1. Can you cry under water?
2. How important does a person have to be before they are considered assassinated instead of just murdered?
3. Why is it that people say they “slept like a baby” when babies wake up like every two hours?
Why are you IN a movie, but you’re ON TV?
4. Why do people pay to go up tall buildings and then put money in binoculars to look at things on the ground?
5. If the professor on Gilligan’s Island can make a radio out of a coconut, why can’t he fix a hole in a boat?
6. Can a hearse carrying a corpse drive in the carpool lane?
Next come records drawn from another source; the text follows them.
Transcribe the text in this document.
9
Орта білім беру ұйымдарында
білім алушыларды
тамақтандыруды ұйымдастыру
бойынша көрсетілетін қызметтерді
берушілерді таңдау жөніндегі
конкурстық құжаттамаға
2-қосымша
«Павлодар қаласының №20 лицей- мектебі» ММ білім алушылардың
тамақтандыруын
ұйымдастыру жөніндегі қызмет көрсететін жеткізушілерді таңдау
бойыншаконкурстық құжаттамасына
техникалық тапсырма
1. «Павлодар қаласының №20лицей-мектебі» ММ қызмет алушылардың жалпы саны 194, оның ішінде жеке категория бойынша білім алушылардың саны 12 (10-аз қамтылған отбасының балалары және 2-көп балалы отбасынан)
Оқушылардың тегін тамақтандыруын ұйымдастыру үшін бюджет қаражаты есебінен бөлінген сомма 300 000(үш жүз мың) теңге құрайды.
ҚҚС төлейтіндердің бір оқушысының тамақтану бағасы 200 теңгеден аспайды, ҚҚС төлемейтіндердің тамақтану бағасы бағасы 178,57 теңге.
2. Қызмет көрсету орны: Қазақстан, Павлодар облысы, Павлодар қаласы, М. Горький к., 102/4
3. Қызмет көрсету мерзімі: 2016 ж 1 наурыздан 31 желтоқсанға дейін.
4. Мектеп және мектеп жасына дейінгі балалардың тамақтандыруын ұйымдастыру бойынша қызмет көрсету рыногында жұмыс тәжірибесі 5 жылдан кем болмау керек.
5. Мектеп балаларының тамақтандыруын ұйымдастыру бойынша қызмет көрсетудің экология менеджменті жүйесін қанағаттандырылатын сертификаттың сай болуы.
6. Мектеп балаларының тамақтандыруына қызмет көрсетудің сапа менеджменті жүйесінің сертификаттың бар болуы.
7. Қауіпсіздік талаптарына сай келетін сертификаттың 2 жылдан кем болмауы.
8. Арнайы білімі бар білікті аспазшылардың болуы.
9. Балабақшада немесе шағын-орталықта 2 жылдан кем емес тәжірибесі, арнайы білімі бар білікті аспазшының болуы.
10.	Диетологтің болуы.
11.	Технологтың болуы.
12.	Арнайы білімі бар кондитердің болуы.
7. If Wiley E. Coyote had enough money to buy all that ACME crap, why didn’t he just buy dinner?
BONUS: what do you do if you run out of potatoes?
I am incredibly bored…
Random stupid questions, Funniest answerer gets 10 points?…?
1. Can you cry under water?
Of course you can! Haven’t you seen SpongeBob before???
2. How important does a person have to be before they are considered assassinated instead of just murdered?
No funny answer for this. Assassinated is if it’s political. (or I guess if they’ve got two asses)
3. Why is it that people say they “slept like a baby” when babies wake up like every two hours?
I’m not sure… I think it’s cause when babies sleep, they sleep well, they just don’t need as much sleep.
Why are you IN a movie, but you’re ON TV?
Have you ever tried sitting on a movie screen?? You’d break it!
4. Why do people pay to go up tall buildings and then put money in binoculars to look at things on the ground?
People, as a group, are not always intelligent…
5. If the professor on Gilligan’s Island can make a radio out of a coconut, why can’t he fix a hole in a boat?
He doesn’t want to… he’d rather listen to the radio and try to “get with” Mary Ann & Ginger.
6. Can a hearse carrying a corpse drive in the carpool lane?
No, because hearses don’t drive…. people drive… duh!
7. If Wiley E. Coyote had enough money to buy all that ACME crap, why didn’t he just buy dinner?
He wanted the sense of accomplishment he’d get by catching the road-runner. Also, he never paid for it, he always got the defective ACME stuff they were giving away.
BONUS: what do you do if you run out of potatoes?
If you’re Irish, you might have a famine. Otherwise, you only eat meat if you’re a meat & potatoes kind of guy/gal.